Mostra Um Curta Por Dia 2025

Kasa Branca

Cultura Suburbana

Por Vitor Velloso

Assistido durante o Festival do Rio 2024

Kasa Branca

Demonstrando um pouco da realidade do periférica do Rio de Janeiro, “Kasa Branca”, de Luciano Vidigal, acompanha três jovens, Dé (Big Jaum), Martins (Ramon Francisco) e Adrianim (Adriano Francisco) ao longo dos últimos dias de vida de Almerinda (Teca Pereira), vó de Dé. Por fugir da paisagem tradicional de parte dos projetos cariocas e localizando a Chatuba como território desses personagens, o filme consegue um respiro que o diferencia dos demais filmes, ainda que seja bastante irregular em sua construção. 
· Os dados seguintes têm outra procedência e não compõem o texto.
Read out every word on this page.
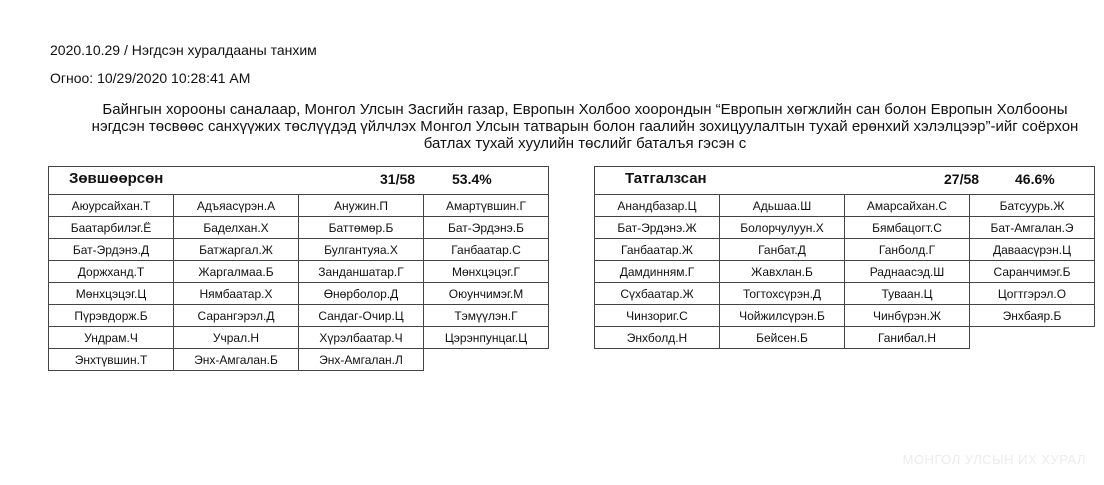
2020.10.29 / Нэгдсэн хуралдааны танхим
Огноо: 10/29/2020 10:28:41 AM
Байнгын хорооны саналаар, Монгол Улсын Засгийн газар, Европын Холбоо хоорондын “Европын хөгжлийн сан болон Европын Холбооны нэгдсэн төсвөөс санхүүжих төслүүдэд үйлчлэх Монгол Улсын татварын болон гаалийн зохицуулалтын тухай ерөнхий хэлэлцээр”-ийг соёрхон батлах тухай хуулийн төслийг баталъя гэсэн с
Зөвшөөрсөн 31/58 53.4%			

Аюурсайхан.Т	Адъяасүрэн.А	Анужин.П	Амартүвшин.Г
Баатарбилэг.Ё	Баделхан.Х	Баттөмөр.Б	Бат-Эрдэнэ.Б
Бат-Эрдэнэ.Д	Батжаргал.Ж	Булгантуяа.Х	Ганбаатар.С
Доржханд.Т	Жаргалмаа.Б	Занданшатар.Г	Мөнхцэцэг.Г
Мөнхцэцэг.Ц	Нямбаатар.Х	Өнөрболор.Д	Оюунчимэг.М
Пүрэвдорж.Б	Сарангэрэл.Д	Сандаг-Очир.Ц	Тэмүүлэн.Г
Ундрам.Ч	Учрал.Н	Хүрэлбаатар.Ч	Цэрэнпунцаг.Ц
Энхтүвшин.Т	Энх-Амгалан.Б	Энх-Амгалан.Л	
Татгалзсан 27/58 46.6%			

Анандбазар.Ц	Адьшаа.Ш	Амарсайхан.С	Батсуурь.Ж
Бат-Эрдэнэ.Ж	Болорчулуун.Х	Бямбацогт.С	Бат-Амгалан.Э
Ганбаатар.Ж	Ганбат.Д	Ганболд.Г	Даваасүрэн.Ц
Дамдинням.Г	Жавхлан.Б	Раднаасэд.Ш	Саранчимэг.Б
Сүхбаатар.Ж	Тогтохсүрэн.Д	Туваан.Ц	Цогтгэрэл.О
Чинзориг.С	Чойжилсүрэн.Б	Чинбүрэн.Ж	Энхбаяр.Б
Энхболд.Н	Бейсен.Б	Ганибал.Н	
МОНГОЛ УЛСЫН ИХ ХУРАЛ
“Kasa Branca” consegue utilizar o drama de seus personagens para criar uma conexão com o público, sendo capaz de emocionar, ou criar identificação, com uma parcela da plateia através de situações similares que moradores do subúrbio carioca já experienciaram. O roteiro, de Luciano Vidigal, é eficiente para elaborar pequenas cenas funcionais em sua narrativa, desde a fila enorme e dificuldade em garantia de direitos junto ao Estado, e os caos nessas agências, até o carro da milícia circulando nas ruas. Porém, o longa tem dificuldade de transformar essas cenas em algo que faça a narrativa progredir para uma construção dos personagens e das situações apresentadas, pelo contrário, muitos desses segmentos parecem apenas cumprir sua função de exposição da realidade, não é exatamente algo que movimenta a trama ou a relação dos personagens. Por exemplo, após a ronda do carro da milícia e o aviso que Dé recebe na mesma cena, Martins e Adrianim discutem se o carro “estava mandado” ou não, demonstrando uma certa incompatibilidade com moradores da região, pois carro preto, todo insufilmado, é algo inquestionável. De toda forma, os problemas entre o roteiro e a montagem (André Sampaio) são notáveis em outros momentos, quando L7nnon aparece a primeira vez, Talita (Gi Fernandes) procura trocar olhares com o rapper, mas não há nenhuma menção de que eles se conhecem, em uma cena posterior isso parece uma informação trabalhada pelo longa, pois o rapper a chama para tocar em um show. Enfim, são incongruências no desenvolvimento que realmente tiram a concentração do espectador, já que são informações incompletas, fragmentadas e/ou isoladas. 

Assim, o longa vai se tornando um grande recorte dramático, que apesar de funcionar momentaneamente, perde força quando a estrutura fica mais ampla e progride para sua resolução. O efeito é bastante fragilizante, pois além de fragmentar o drama, redimensiona seus personagens à uma simplicidade limitante, que impede o projeto de desenvolver as relações e particularidades dos protagonistas, tornando a experiência repleta de entraves. Por outro lado, a obra consegue abarcar uma série de particularidades características do subúrbio carioca, retomando paisagens cotidianas, como o trem, para se tornar um hábito frequente de Dé e sua avó, apenas para Almerinda observar. E essa habilidade de transformar o ócio em um ritual de um dia-a-dia, repleto de encontros e reencontros, reproduz uma clássica dinâmica da periferia carioca, e como depoimento pessoal, foi o suficiente para me recordar de quando morei por pouco tempo em São João de Meriti. 

“Kasa Branca” é tão bem intencionado quanto ambicioso, dificultando seu pleno desenvolvimento para que seus personagens tenham uma vida mais orgânica e menos dependente de situações particulares estabelecidas como “checklist”. Isso se deve pela grande quantidade de temáticas que vão aparecendo com a progressão da projeção. Não por acaso, o número de personagens é elevado, mesmo que alguns possuam poucos minutos de tela, como Talita e o pai de Dé (Babu Santana). Contudo, deve ser mencionado o trabalho que a fotografia, assinada por Arthur Sherman, cumpre no filme, sendo capaz de criar um contraste muito forte entre as cenas prosaicas de dia e algumas tomadas noturnas, com uma luz que apesar de sua artificialidade, e justamente por ela, ajuda a construir uma dinâmica de oposição, lúdico e, por vezes, repleta de tensão sexual.